An example of a typical Canadian law is provided here, from Ontario's Good Samaritan Act, 2001, section 2:
Protection from liability 2. (1) Despite the rules of common law, a person described in subsection (2) who voluntarily and without reasonable expectation of compensation or reward provides the services described in that subsection is not liable for damages that result from the person's negligence in acting or failing to act while providing the services, unless it is established that the damages were caused by the gross negligence of the person. 2001, c. 2, s. 2 (1).[26]
While U.S. laws focus on shielding from liability those who choose to help in a situation they did not cause, European laws criminalize failure to help in such a situation.[27] Nowadays in some European countries (France and Germany being such examples that have a Good Samaritan law), people who do not help may face prosecution.[28][29]

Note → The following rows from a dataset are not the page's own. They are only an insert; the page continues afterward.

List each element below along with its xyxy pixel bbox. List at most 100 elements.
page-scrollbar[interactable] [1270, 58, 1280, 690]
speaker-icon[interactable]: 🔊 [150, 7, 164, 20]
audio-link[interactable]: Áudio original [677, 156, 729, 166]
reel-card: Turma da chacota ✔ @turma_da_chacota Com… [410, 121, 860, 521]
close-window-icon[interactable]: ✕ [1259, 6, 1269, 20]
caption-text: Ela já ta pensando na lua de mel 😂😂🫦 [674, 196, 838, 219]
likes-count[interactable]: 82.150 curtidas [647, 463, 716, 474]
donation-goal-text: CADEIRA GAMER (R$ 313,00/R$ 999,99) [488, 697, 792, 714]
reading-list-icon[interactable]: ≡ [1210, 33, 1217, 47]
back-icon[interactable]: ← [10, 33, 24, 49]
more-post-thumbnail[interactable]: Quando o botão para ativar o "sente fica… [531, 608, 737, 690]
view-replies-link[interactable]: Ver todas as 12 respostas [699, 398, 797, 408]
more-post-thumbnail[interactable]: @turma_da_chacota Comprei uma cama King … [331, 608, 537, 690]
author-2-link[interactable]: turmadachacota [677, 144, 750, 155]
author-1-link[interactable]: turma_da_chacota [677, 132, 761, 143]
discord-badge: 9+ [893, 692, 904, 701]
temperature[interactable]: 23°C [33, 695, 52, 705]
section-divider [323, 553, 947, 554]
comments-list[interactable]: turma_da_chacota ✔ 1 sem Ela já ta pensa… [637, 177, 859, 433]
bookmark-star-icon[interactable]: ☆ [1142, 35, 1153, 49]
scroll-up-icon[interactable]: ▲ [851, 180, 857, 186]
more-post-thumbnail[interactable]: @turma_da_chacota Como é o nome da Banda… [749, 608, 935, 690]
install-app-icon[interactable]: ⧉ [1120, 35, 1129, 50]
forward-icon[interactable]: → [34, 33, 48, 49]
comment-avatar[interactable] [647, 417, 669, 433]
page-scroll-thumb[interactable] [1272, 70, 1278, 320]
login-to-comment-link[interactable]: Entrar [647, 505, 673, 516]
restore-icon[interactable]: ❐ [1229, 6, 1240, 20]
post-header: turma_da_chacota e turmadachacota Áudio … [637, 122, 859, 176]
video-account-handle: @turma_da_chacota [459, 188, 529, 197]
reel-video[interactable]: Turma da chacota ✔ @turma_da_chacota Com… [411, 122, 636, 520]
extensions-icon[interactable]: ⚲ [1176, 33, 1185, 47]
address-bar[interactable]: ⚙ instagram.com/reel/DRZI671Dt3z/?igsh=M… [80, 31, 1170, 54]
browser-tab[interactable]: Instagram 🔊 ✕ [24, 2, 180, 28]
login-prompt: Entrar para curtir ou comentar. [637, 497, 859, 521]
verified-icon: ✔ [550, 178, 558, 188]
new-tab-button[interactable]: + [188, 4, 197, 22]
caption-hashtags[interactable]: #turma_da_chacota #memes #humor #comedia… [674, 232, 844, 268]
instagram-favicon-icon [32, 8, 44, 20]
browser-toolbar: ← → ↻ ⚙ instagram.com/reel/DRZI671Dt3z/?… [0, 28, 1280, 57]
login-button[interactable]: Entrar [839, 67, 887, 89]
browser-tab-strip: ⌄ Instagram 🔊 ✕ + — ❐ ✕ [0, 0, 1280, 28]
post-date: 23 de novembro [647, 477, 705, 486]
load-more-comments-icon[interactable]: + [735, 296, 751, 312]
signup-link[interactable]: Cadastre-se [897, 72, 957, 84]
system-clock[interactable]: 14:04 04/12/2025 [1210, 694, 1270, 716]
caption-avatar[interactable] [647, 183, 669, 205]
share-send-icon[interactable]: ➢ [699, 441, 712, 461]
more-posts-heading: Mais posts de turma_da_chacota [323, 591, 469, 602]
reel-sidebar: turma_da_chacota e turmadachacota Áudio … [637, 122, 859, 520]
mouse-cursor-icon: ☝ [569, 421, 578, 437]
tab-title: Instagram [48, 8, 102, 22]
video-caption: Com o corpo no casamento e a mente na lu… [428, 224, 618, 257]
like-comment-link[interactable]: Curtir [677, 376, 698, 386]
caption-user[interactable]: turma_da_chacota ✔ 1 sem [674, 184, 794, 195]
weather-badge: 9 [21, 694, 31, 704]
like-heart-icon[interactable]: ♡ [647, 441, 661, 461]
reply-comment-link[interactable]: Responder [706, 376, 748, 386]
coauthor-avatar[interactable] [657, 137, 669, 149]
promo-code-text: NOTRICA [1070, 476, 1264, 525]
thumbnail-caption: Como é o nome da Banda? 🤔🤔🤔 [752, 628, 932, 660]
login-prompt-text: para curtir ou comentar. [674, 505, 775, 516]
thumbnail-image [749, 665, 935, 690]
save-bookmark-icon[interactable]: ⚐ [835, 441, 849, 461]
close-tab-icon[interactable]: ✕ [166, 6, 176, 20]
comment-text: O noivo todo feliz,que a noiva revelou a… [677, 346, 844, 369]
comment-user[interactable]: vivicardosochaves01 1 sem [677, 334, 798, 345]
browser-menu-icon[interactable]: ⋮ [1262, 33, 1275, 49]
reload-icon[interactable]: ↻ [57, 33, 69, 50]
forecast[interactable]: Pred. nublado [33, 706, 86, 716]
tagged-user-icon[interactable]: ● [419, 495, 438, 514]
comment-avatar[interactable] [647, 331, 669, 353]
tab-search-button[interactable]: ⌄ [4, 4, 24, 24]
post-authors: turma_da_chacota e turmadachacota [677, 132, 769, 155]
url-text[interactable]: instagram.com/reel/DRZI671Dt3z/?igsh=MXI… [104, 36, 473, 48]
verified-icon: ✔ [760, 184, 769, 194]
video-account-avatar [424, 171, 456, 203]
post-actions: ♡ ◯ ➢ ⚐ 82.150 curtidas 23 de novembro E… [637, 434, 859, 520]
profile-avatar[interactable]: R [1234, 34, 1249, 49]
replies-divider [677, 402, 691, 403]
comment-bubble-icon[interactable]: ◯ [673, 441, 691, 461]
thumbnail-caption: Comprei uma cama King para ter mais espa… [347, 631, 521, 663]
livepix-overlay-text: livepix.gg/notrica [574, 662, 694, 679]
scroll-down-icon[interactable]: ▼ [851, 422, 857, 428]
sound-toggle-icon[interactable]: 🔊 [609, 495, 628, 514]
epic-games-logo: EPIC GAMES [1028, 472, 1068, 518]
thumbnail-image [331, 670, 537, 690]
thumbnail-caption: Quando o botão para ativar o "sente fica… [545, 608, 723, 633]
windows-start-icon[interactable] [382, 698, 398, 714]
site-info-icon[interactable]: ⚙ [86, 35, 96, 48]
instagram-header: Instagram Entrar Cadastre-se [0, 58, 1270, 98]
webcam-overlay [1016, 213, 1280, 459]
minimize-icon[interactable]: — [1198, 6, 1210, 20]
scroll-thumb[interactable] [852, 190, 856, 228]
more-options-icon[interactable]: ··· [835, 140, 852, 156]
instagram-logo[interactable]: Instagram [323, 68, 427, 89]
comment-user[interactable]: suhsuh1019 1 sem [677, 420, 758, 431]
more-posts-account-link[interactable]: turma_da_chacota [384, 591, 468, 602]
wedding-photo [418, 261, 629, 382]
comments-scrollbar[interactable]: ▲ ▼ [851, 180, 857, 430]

Good Samaritan laws may be confused with the duty to rescue, as described above. U.S. and Canadian approaches to this issue differ. Under the common law, good Samaritan laws provide a defence against torts arising from the attempted rescue. Such laws do not constitute a duty to rescue, such as exists in some civil law countries,[30] and in the common law under certain circumstances. However, the duty to rescue where it exists may itself imply a shield from liability; for example, under the German law of "Unterlassene Hilfeleistung" (an offense according to provide first aid when necessary), a citizen is obliged to provide first aid when necessary and is immune from prosecution if assistance given in good faith turns out to be harmful. In Canada, all provinces with the exception of Quebec operate on the basis of English Common Law. Quebec operates a civil law system, based in part on the Napoleonic Code, and the principle of duty to rescue does apply.[31]
To illustrate a variation in the concept of duty to rescue, in the Canadian province of Ontario, the Occupational Health and Safety Act provides all workers with the right to refuse to perform unsafe work. There are, however, specific exceptions to this right. When the "life, health or safety of another person is at risk," then specific groups, including "police officers, firefighters, or employees of a hospital, clinic or other type of medical worker (including EMS)" are specifically excluded from the right to refuse unsafe work.[32]

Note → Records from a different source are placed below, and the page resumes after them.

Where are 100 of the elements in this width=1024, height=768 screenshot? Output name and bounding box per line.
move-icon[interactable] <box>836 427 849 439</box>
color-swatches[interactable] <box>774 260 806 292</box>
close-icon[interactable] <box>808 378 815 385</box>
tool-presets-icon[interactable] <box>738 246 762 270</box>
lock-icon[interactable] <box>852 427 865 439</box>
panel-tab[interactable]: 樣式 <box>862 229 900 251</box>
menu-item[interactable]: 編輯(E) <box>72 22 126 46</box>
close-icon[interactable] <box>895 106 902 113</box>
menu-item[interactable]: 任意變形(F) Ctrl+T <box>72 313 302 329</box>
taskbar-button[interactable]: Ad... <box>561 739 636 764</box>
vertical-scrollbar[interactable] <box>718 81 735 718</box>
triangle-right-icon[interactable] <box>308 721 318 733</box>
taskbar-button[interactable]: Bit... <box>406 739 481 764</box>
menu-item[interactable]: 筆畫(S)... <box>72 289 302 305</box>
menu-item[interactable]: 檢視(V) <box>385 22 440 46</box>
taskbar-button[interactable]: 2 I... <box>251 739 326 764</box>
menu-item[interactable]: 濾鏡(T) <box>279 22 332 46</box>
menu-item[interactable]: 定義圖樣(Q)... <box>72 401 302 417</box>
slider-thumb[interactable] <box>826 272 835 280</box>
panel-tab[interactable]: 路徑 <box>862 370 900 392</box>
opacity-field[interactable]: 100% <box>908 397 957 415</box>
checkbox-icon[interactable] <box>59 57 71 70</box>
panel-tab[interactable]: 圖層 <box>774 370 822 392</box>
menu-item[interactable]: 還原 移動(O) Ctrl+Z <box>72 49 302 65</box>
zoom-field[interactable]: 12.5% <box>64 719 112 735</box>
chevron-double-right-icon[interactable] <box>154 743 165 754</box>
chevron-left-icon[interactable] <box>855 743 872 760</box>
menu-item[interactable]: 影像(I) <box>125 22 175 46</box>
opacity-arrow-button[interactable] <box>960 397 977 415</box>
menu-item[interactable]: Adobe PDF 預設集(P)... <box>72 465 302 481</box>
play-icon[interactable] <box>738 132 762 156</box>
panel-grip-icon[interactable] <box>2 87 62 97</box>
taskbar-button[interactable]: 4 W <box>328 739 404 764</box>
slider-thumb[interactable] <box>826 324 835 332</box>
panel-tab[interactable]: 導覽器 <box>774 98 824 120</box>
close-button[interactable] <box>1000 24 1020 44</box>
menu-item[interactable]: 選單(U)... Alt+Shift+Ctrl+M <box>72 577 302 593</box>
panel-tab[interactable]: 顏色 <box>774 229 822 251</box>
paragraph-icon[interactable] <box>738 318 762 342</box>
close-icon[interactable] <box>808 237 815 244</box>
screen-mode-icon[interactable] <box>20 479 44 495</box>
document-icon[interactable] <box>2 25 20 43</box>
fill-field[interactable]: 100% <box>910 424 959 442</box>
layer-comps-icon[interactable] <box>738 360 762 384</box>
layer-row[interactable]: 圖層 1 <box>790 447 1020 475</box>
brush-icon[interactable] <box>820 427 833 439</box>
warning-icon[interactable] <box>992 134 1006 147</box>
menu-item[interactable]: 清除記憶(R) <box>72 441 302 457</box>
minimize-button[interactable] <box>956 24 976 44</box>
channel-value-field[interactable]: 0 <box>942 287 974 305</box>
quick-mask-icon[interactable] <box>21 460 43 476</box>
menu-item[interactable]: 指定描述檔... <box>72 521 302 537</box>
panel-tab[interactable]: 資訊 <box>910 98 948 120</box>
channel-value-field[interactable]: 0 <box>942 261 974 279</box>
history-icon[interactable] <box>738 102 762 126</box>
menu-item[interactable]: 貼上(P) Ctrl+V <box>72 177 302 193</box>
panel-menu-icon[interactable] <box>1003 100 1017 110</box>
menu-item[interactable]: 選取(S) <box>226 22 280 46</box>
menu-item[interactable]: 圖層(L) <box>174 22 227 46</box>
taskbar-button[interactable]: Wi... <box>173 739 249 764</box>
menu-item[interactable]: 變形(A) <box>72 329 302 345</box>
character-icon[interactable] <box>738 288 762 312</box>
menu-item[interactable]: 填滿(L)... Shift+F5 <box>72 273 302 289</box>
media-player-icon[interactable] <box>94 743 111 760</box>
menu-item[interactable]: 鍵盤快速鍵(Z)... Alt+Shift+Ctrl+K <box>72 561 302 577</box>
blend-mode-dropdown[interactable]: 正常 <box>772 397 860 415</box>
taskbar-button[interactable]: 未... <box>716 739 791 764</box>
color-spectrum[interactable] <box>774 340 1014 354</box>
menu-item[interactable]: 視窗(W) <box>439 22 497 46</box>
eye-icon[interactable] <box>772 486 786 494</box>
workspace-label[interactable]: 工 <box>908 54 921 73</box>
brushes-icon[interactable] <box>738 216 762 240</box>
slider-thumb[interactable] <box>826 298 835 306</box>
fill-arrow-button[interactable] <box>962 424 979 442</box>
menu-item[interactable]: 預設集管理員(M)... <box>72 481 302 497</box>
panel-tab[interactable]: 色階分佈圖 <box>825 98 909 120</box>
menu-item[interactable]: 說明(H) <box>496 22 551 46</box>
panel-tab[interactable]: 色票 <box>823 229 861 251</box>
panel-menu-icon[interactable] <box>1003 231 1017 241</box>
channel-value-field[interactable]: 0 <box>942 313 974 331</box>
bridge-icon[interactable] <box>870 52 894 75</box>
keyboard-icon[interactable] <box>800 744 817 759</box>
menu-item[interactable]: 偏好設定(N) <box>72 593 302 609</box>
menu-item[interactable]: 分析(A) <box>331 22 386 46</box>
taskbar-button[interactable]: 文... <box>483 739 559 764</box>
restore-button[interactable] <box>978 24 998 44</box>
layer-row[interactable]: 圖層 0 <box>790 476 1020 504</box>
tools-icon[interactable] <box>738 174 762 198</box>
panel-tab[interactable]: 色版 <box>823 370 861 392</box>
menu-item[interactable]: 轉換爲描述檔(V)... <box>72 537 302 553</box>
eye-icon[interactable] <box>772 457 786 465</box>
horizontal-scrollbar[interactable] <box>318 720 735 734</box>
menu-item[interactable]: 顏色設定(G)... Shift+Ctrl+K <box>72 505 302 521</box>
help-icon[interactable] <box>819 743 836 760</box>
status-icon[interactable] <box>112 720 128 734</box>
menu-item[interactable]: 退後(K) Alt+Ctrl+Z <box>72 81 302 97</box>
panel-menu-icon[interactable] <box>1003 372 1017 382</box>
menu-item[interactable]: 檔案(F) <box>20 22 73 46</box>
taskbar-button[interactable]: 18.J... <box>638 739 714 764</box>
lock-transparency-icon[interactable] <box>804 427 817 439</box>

A good Samaritan law was featured in the May 1998 series finale of the popular NBC situation comedy Seinfeld, in which the show's four main characters were all prosecuted and sentenced to one year in jail for making fun of (rather than helping) a fat man who was getting robbed at gunpoint.[33] In reality, while Massachusetts (where the fictional crime was committed) does have a law requiring passersby to report a crime in progress, the most stringent punishment the characters could have suffered under those circumstances would have been a $500–2,500 fine (assuming they were prosecuted under state law); in addition, the phrase "good Samaritan law," when used in Massachusetts, refers only to the civil law definition and does not have any actual relevance to the law under which Jerry Seinfeld and his friends were prosecuted (which would be considered a duty to rescue).[34]